La vera llena el norte de Extremadura de historia y arquitectura tradicional. Casas de adobe y madera, calles empedradas, bosques de robles situados en la falda de las cumbres de Gredos, techo de Extremadura.
Leyendas, romances e historias de monarcas como Carlos V que eligió este paraje para pasar sus últimos días y descansar para siempre en el monasterio de Yuste.
Gastronomía que no podrás dejar pasar sin degustar, tasajo, queso de cabra, migas veratas y frambuesas...
Frías gargantas de aguas cristalinas sofocaran el calor del verano y te sorprenderá el estruendo de sus caudalosas aguas en las demás estaciones.

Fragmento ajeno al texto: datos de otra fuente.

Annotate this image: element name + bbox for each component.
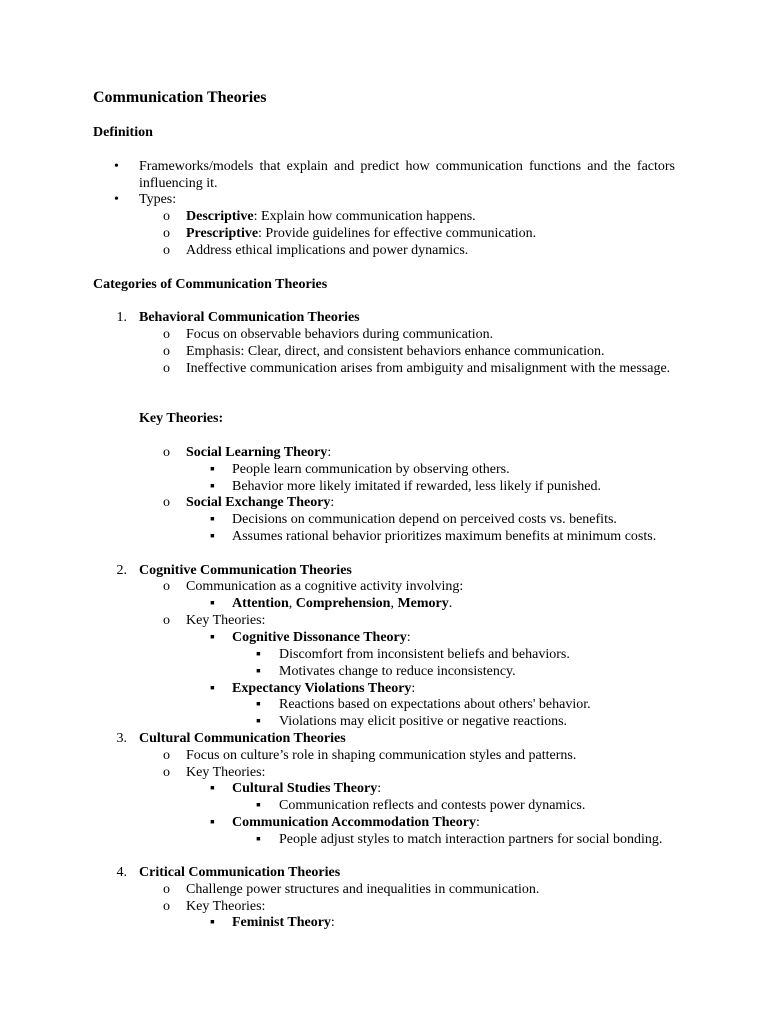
- type-item: Descriptive: Explain how communication happens.: [186, 209, 476, 224]
- types-label: Types:: [139, 192, 177, 207]
- list-item: Emphasis: Clear, direct, and consistent behaviors enhance communication.: [186, 344, 605, 359]
- theory-title: Social Learning Theory:: [186, 445, 332, 460]
- categories-heading: Categories of Communication Theories: [93, 277, 328, 292]
- square-marker: ▪: [210, 462, 215, 477]
- list-item: Assumes rational behavior prioritizes maximum benefits at minimum costs.: [232, 529, 657, 544]
- square-marker: ▪: [210, 781, 215, 796]
- section-title: Critical Communication Theories: [139, 865, 341, 880]
- square-marker: ▪: [210, 596, 215, 611]
- list-number: 1.: [116, 310, 127, 325]
- list-item: Motivates change to reduce inconsistency.: [279, 664, 516, 679]
- list-item: Focus on observable behaviors during communication.: [186, 327, 494, 342]
- circle-marker: o: [163, 361, 170, 376]
- list-item: People adjust styles to match interaction partners for social bonding.: [279, 832, 663, 847]
- circle-marker: o: [163, 226, 170, 241]
- page-title: Communication Theories: [93, 89, 267, 106]
- list-item: Violations may elicit positive or negative reactions.: [279, 714, 568, 729]
- circle-marker: o: [163, 344, 170, 359]
- list-item: Key Theories:: [186, 613, 266, 628]
- section-title: Behavioral Communication Theories: [139, 310, 360, 325]
- type-item: Address ethical implications and power dynamics.: [186, 243, 469, 258]
- square-marker: ▪: [210, 815, 215, 830]
- circle-marker: o: [163, 495, 170, 510]
- list-number: 4.: [116, 865, 127, 880]
- circle-marker: o: [163, 579, 170, 594]
- list-item: Focus on culture’s role in shaping communication styles and patterns.: [186, 748, 577, 763]
- list-item: Communication reflects and contests power dynamics.: [279, 798, 586, 813]
- square-marker: ▪: [210, 681, 215, 696]
- section-title: Cognitive Communication Theories: [139, 563, 352, 578]
- square-marker: ▪: [210, 479, 215, 494]
- section-title: Cultural Communication Theories: [139, 731, 346, 746]
- list-number: 3.: [116, 731, 127, 746]
- square-marker: ▪: [256, 664, 261, 679]
- theory-title: Expectancy Violations Theory:: [232, 681, 416, 696]
- circle-marker: o: [163, 209, 170, 224]
- key-theories-heading: Key Theories:: [139, 411, 224, 426]
- list-item: People learn communication by observing others.: [232, 462, 510, 477]
- square-marker: ▪: [256, 798, 261, 813]
- square-marker: ▪: [210, 915, 215, 930]
- type-item: Prescriptive: Provide guidelines for effective communication.: [186, 226, 537, 241]
- circle-marker: o: [163, 899, 170, 914]
- circle-marker: o: [163, 445, 170, 460]
- circle-marker: o: [163, 613, 170, 628]
- bullet-marker: •: [114, 159, 119, 174]
- theory-title: Cognitive Dissonance Theory:: [232, 630, 411, 645]
- list-item: Decisions on communication depend on perceived costs vs. benefits.: [232, 512, 617, 527]
- square-marker: ▪: [210, 529, 215, 544]
- square-marker: ▪: [256, 647, 261, 662]
- list-item: Discomfort from inconsistent beliefs and behaviors.: [279, 647, 570, 662]
- circle-marker: o: [163, 243, 170, 258]
- definition-bullet: Frameworks/models that explain and predict how communication functions and the factors influencing it.: [139, 159, 675, 191]
- list-item: Key Theories:: [186, 765, 266, 780]
- list-item: Key Theories:: [186, 899, 266, 914]
- list-item: Attention, Comprehension, Memory.: [232, 596, 453, 611]
- bullet-marker: •: [114, 192, 119, 207]
- square-marker: ▪: [210, 512, 215, 527]
- square-marker: ▪: [210, 630, 215, 645]
- list-item: Behavior more likely imitated if rewarded, less likely if punished.: [232, 479, 601, 494]
- list-item: Challenge power structures and inequalities in communication.: [186, 882, 540, 897]
- square-marker: ▪: [256, 697, 261, 712]
- list-item: Reactions based on expectations about others' behavior.: [279, 697, 591, 712]
- circle-marker: o: [163, 327, 170, 342]
- list-number: 2.: [116, 563, 127, 578]
- theory-title: Feminist Theory:: [232, 915, 335, 930]
- theory-title: Social Exchange Theory:: [186, 495, 335, 510]
- square-marker: ▪: [256, 714, 261, 729]
- circle-marker: o: [163, 748, 170, 763]
- theory-title: Cultural Studies Theory:: [232, 781, 382, 796]
- list-item: Ineffective communication arises from ambiguity and misalignment with the message.: [186, 361, 671, 376]
- circle-marker: o: [163, 882, 170, 897]
- square-marker: ▪: [256, 832, 261, 847]
- definition-heading: Definition: [93, 125, 153, 140]
- circle-marker: o: [163, 765, 170, 780]
- list-item: Communication as a cognitive activity involving:: [186, 579, 464, 594]
- theory-title: Communication Accommodation Theory:: [232, 815, 480, 830]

La nieve aun cubre sus cumbres y se fusiona en primavera con la floración del monocultivo de esta tierra tan particular, el cerezo, que viste todo el valle de blanco puro y da paso al fruto de la cereza en los meses de verano.
La garganta de los infiernos, reserva natural. Y su paraje "los pilones" deleitara vuestra vista con pozas naturales excavadas por la fuerza del río y las rocas en el invierno, aguas que en verano calman su fuerza y permiten refrescarnos en los días de calor.
Pequeños pueblos principalmente ganaderos pueblan las faldas de todo el valle y dan paso en sus cumbres a los limites con Avila.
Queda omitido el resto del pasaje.